Seattle ended spring training with six healthy starters and no real long reliever. The rotation spot could have easily gone to Maurer or Blake Beavan with Young moving to the bullpen.
After a single bullpen appearance while the Mariners used four starters to begin the year, Young took his place in the rotation for good. He has rewarded McClendon for the initial move ever since.
Young has 11 wins and a 3.20 ERA (4.68 FIP) in 23 starts this year. It seems as though Young has to regress at some point soon and he has already thrown his most innings since 2007, but he has already done more than the Mariners could have asked for.
McClendon’s decision to put Young in the rotation ranks as one of the most important of the season, as the Mariners would have been in big trouble without him.
Starting Chris Taylor Regularly After Being Called Up
When Chris Taylor was called up on July 24, Brad Miller remained on the roster, meaning McClendon could have easily decided to platoon the two young shortstops.

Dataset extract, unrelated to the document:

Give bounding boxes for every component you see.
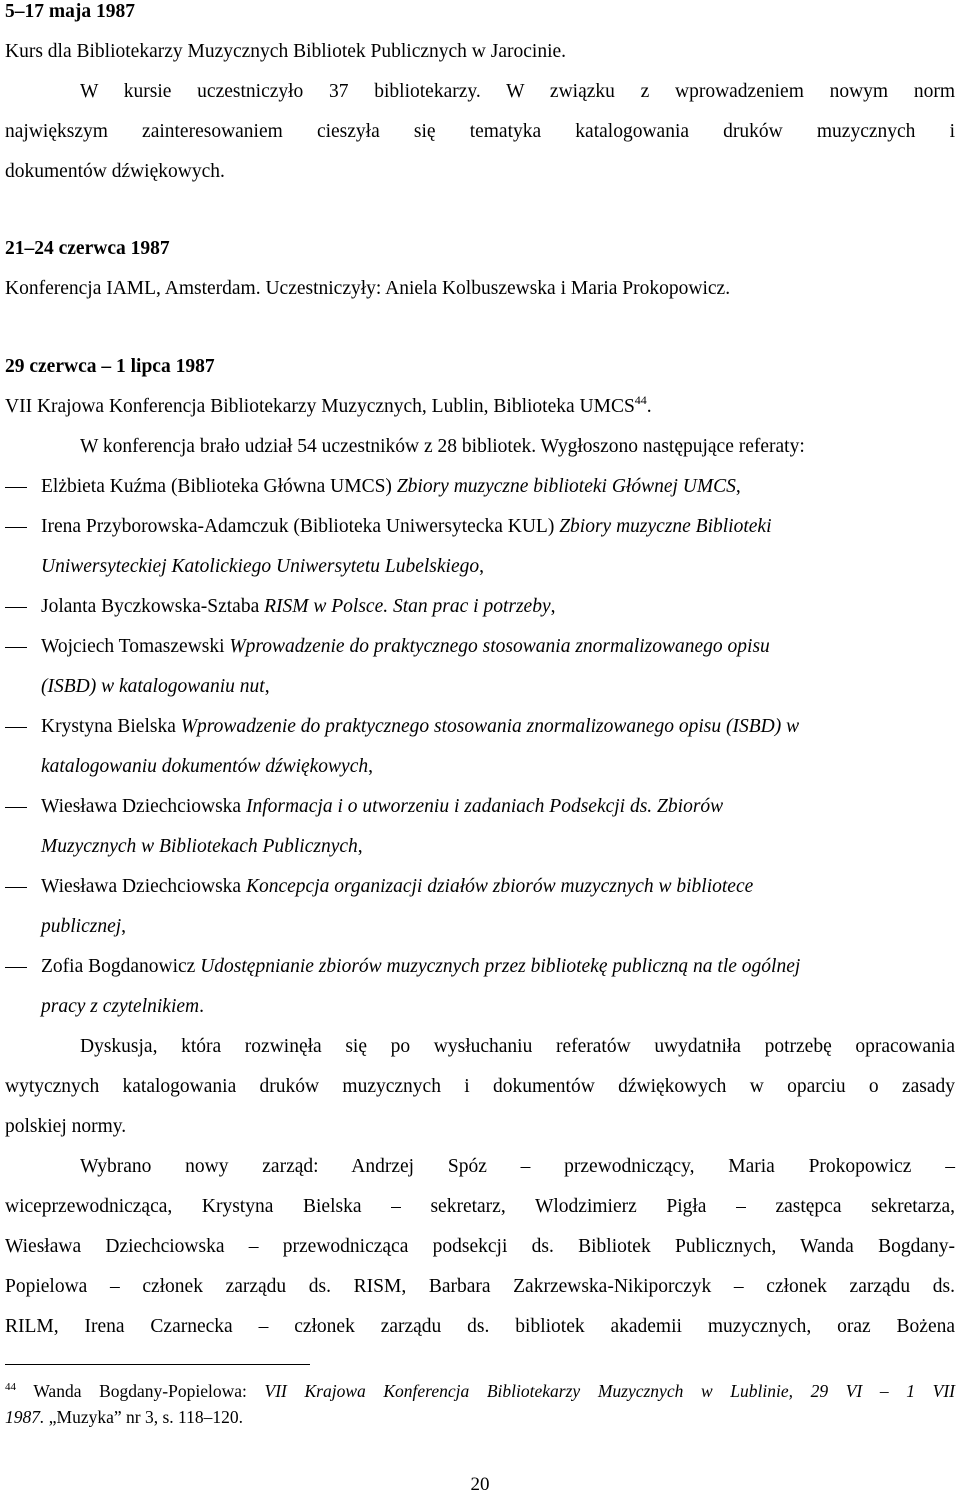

Miller has been shielded from left-handers often this year and Taylor is a righty, so the simple move would have been to split time between them. However, a platoon wouldn’t have made much sense, as Taylor’s OPS in Triple-A this season was nearly .150 points higher against right-handers.
Since debuting, Taylor has appeared often against both right-handers and left-handers. Taylor has started 13 out of a possible 17 games, including nine out of 11 in August.
It’s worked out so far, as Taylor is hitting .375/.415/.479 to begin his career. His strong defense has helped him post 0.7 WAR already.
Ideally, Miller would be getting at-bats in the minors, as there is still plenty of hope for him in the future. But Willie Bloomquist’s absence leaves the Mariners with no infield depth, so Miller has to stay on the roster for now.
McClendon deserves credit for starting Taylor often and doing what’s best for the current team.
All stats via FanGraphs.com unless otherwise noted.